S. Bryant in Journal of Ethics, Apr. 1893.
Bradley in Journal of Ethics, Oct. 1894.
Mackenzie, in Journal of Ethics, Apr. 1895.
VII
NATURE AND SPIRIT
I
At this culmination of our long discussion, a discussion much confused by its necessary mass of details, it may be well to pause a moment, to fix attention on the great lines along which we have been moving, and to mark the points on which they appear to converge. We have regarded goodness as divided into two very unequal parts. The first two chapters treated of goodness in general, a species which being shared alike by persons and things is in no sense distinctive of persons. The last four chapters have been given to the more complex task of exploring the goodness of persons.

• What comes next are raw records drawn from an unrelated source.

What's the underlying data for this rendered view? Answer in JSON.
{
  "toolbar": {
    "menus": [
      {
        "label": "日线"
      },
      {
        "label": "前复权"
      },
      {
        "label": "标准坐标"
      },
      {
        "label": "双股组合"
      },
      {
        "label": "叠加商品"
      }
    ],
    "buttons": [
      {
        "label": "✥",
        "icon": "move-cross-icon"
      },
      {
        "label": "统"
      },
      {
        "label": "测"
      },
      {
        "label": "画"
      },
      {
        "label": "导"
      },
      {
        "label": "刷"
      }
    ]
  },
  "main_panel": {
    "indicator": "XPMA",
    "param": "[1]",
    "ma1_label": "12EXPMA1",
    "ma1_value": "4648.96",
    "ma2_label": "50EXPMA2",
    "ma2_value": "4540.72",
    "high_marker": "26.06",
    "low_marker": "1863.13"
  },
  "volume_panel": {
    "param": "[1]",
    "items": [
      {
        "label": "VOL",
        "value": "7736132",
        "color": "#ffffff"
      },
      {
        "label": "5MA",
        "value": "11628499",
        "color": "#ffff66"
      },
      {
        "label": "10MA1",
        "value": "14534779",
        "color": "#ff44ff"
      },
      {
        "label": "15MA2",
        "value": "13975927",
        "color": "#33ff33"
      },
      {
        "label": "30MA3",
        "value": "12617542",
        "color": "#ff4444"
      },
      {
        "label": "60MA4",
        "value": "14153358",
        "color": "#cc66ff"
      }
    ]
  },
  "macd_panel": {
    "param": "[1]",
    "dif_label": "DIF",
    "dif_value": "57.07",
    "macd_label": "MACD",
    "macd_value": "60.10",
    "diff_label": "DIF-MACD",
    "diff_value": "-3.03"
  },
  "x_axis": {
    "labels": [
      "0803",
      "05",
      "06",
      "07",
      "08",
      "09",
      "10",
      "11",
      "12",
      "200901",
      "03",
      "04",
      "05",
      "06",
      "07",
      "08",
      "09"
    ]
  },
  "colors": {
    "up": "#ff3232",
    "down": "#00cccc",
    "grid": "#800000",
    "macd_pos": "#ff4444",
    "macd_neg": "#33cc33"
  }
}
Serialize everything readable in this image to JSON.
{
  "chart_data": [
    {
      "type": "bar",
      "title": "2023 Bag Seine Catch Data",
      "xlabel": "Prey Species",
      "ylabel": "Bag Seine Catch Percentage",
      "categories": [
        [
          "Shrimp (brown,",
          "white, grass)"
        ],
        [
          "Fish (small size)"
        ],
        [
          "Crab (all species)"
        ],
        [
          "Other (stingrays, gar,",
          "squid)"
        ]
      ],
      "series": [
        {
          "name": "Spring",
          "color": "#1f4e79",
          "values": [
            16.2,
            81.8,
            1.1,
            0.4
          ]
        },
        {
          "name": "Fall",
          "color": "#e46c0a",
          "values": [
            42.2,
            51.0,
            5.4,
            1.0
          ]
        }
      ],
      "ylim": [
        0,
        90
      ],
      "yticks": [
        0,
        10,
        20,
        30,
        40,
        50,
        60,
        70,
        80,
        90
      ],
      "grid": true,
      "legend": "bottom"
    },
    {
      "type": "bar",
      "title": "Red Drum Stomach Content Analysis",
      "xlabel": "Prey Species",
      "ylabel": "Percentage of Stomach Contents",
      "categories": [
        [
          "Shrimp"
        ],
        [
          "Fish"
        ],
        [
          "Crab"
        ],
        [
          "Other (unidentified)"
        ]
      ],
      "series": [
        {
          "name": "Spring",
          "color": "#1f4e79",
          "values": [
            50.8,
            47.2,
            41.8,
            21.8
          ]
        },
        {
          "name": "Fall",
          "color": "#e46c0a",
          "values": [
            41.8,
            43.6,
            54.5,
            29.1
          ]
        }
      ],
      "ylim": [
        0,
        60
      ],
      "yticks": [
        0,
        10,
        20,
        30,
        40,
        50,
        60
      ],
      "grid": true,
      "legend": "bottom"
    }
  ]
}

In things we found that goodness consists in having their manifold parts drawn into integral wholeness. And this is true also of persons. But the modes of organization in the two cases were so unlike as to require long elucidation. Our conclusion would seem to be that while goodness is everywhere expressive of organization, personal conduct is good only when consciously organized, guided, and aimed at the development of a social self. We have seen how self-consciousness lies at the foundation of personality, sharply discriminating persons from things. We have seen too that wherever it is present, the person curiously directs himself, passing through all the varieties of purposive activity which were catalogued in the chapter on self- direction. But such activity implies a being of variable, not of fixed powers, a being accordingly capable of enlargement, and with possibilities in him which every moment renders real. This progressive realization of himself, this development, he—so far as he is good— consciously conducts. And finally we found in the person the strange fact that he conceives of his good self as essentially in conjunction with his fellow man, and recognizes that parted off and in separate abstractness he is no person at all. Accordingly personal organization, direction, enlargement, conjunction. Under our analysis two antithetic worlds emerge, a world of nature and of spirit, the former guided by blind forces, the latter self-managed. Unlike spiritual beings, natural objects are under alien control; have not the power of development, and when brought into close conjunction with others are liable to disruption.
II
Accepting this vital distinction, we see that the work of spiritual man will consist in progressively subjugating whatever natural powers he finds within him and without, rendering them all expressive of self-conscious purpose. for we men are not altogether spiritual; in us two elements meet. Our spirituality is superposed on a natural basis. Like things, we have our natural aptitudes, blind tendencies, established functions of body and mind. These are all serviceable and organic; but to become spiritual all need to be redeemed, or drawn over into the field of consciousness, where our special stamp may be set upon them. When we speak of a good act, we mean an act which shows the results of such redemption, one whose every part has been studied in relation to every other part, and has thus been made to bear our own image and superscription.